Continued climate change could have a negative impact on food and water availability and global livestock production in dryland regions. MacBean, an assistant professor in the Department of Geography in the IU Bloomington College of Arts and Sciences, will use tools such as satellite remote sensing, field experiments and process-based models to develop advanced predictive tools, such as for dynamic global vegetation.
“We can use the information to improve earth system model projections and better predict how climate change affects dryland regions,” MacBean said.
The grant, for three years and nearly $900,000, is from the NASA Research Opportunities in Space and Earth Sciences Carbon Cycle Science program, which wants to understand carbon cycling and its interaction with the Earth’s climate. Carbon — the foundation of life on Earth — is continually cycled between the land, ocean and atmosphere. Trees, plants and soil microbial activity exchange carbon — as carbon dioxide — between the land surface and atmosphere through photosynthesis and respiration. However, climate change fueled by human actions such as the burning of fossil fuels has disrupted the carbon cycle.

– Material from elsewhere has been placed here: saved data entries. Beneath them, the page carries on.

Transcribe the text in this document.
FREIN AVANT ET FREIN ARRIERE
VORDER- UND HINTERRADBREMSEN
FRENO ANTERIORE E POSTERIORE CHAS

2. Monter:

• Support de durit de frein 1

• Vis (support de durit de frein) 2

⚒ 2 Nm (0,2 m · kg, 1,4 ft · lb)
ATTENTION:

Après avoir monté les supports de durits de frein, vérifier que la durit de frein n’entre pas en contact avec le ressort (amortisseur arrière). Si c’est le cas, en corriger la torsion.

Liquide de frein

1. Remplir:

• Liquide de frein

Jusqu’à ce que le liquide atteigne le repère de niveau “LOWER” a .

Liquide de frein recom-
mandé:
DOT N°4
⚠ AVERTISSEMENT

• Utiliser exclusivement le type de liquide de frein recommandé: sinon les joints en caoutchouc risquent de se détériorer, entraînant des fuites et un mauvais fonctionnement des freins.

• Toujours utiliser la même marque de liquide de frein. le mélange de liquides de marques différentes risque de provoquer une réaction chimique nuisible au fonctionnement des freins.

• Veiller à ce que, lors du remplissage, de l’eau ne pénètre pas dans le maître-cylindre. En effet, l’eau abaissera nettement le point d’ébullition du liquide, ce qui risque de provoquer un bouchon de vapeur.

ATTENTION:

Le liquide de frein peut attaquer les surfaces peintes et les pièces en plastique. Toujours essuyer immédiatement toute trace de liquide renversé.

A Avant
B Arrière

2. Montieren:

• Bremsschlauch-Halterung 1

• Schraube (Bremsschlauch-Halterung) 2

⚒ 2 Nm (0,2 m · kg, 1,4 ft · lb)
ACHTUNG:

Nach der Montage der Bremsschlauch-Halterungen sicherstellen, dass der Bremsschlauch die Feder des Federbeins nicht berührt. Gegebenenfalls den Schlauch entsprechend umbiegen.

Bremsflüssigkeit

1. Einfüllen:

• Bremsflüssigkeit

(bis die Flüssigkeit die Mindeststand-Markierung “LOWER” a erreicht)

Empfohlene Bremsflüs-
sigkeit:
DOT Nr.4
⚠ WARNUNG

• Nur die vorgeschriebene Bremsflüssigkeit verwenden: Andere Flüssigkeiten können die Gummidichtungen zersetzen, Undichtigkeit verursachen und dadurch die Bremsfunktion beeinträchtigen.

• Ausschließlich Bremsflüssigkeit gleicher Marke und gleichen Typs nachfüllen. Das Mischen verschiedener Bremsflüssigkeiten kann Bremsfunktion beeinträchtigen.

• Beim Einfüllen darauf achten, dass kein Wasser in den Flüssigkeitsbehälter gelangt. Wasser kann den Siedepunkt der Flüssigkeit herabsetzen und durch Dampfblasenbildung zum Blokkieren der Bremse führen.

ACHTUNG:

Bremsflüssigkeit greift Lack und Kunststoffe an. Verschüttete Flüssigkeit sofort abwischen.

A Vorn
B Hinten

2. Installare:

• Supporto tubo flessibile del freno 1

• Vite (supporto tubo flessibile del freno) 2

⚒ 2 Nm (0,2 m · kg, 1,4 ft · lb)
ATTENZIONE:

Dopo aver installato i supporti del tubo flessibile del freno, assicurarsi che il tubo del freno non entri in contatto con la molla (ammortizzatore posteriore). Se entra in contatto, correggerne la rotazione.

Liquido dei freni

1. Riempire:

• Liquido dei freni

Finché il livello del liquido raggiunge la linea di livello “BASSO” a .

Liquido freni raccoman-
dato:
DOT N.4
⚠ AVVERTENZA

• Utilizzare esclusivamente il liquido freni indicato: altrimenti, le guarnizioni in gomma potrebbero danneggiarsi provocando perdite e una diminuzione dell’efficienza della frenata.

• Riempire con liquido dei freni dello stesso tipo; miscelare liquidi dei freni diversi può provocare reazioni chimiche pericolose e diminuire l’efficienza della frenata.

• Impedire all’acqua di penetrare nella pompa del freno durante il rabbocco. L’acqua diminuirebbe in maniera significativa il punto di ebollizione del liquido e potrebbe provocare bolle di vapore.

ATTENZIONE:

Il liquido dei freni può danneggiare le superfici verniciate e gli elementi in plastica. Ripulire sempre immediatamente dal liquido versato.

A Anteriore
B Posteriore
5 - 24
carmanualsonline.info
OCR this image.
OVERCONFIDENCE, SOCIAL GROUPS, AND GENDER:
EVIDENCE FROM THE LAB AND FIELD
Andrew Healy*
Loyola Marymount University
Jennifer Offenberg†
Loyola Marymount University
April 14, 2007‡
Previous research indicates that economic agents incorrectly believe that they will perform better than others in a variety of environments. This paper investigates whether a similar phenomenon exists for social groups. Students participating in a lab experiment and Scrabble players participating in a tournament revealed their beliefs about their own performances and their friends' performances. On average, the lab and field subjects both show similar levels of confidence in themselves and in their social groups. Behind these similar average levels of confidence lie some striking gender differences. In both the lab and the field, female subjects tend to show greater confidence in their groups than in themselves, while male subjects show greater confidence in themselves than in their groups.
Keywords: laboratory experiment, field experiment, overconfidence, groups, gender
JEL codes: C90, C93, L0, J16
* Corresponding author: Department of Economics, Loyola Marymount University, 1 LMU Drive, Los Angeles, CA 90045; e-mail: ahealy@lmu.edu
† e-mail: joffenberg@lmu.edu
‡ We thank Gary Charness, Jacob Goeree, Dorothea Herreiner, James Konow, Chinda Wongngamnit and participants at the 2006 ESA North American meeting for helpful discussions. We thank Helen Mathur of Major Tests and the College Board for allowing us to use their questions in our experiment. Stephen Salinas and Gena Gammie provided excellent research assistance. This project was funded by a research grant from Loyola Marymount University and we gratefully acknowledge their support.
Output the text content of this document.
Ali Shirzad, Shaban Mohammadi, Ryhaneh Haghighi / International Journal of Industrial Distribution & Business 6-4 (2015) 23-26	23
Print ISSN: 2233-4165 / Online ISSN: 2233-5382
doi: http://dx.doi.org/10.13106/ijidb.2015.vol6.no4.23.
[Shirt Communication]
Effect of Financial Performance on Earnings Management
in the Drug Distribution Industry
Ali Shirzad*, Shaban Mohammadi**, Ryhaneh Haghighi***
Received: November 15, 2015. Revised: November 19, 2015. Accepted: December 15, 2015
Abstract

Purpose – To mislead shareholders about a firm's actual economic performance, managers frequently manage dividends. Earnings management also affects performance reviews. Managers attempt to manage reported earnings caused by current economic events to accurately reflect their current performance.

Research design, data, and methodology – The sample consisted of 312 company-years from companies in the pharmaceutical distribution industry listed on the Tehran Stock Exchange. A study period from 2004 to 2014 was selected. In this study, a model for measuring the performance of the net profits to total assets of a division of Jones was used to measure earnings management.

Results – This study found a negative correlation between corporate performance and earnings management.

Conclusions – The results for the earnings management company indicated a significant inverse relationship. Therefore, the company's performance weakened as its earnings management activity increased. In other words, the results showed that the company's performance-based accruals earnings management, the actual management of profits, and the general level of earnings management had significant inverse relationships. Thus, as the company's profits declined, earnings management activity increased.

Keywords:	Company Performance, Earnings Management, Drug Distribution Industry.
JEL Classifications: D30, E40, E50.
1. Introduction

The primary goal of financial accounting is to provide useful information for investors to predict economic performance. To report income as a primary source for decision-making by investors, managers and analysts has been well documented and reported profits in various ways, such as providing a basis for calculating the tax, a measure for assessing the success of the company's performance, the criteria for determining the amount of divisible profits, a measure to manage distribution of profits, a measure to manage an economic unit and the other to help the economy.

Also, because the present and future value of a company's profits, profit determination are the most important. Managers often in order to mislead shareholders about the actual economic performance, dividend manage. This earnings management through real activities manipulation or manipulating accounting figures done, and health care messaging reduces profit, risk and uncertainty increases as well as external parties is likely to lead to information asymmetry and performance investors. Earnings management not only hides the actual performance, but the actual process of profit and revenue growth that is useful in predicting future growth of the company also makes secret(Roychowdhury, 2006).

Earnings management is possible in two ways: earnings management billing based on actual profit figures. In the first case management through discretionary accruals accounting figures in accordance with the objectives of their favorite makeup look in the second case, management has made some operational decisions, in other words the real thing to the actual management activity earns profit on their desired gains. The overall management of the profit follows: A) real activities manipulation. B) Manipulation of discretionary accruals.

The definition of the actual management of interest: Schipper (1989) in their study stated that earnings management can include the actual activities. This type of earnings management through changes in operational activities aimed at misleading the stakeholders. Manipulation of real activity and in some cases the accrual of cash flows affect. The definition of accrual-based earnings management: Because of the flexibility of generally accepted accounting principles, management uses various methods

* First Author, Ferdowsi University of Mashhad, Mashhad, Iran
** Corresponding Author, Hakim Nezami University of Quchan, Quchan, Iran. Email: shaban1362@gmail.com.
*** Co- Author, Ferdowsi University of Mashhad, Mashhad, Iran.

“It is likely that semi-arid regions will experience dramatic shifts in vegetation cover and productivity, with consequent impacts on carbon and water cycles, feedbacks to climate and potential threats to essential ecosystem services such as food, water and global livestock production,” MacBean said. “We need to study the vegetation, carbon and water cycling processes in more detail so we can understand, better predict and hopefully mitigate future negative impacts on drylands that may occur.”
MacBean is leading a research team that includes personnel from NASA, the United States Geological Survey and the University of Arizona.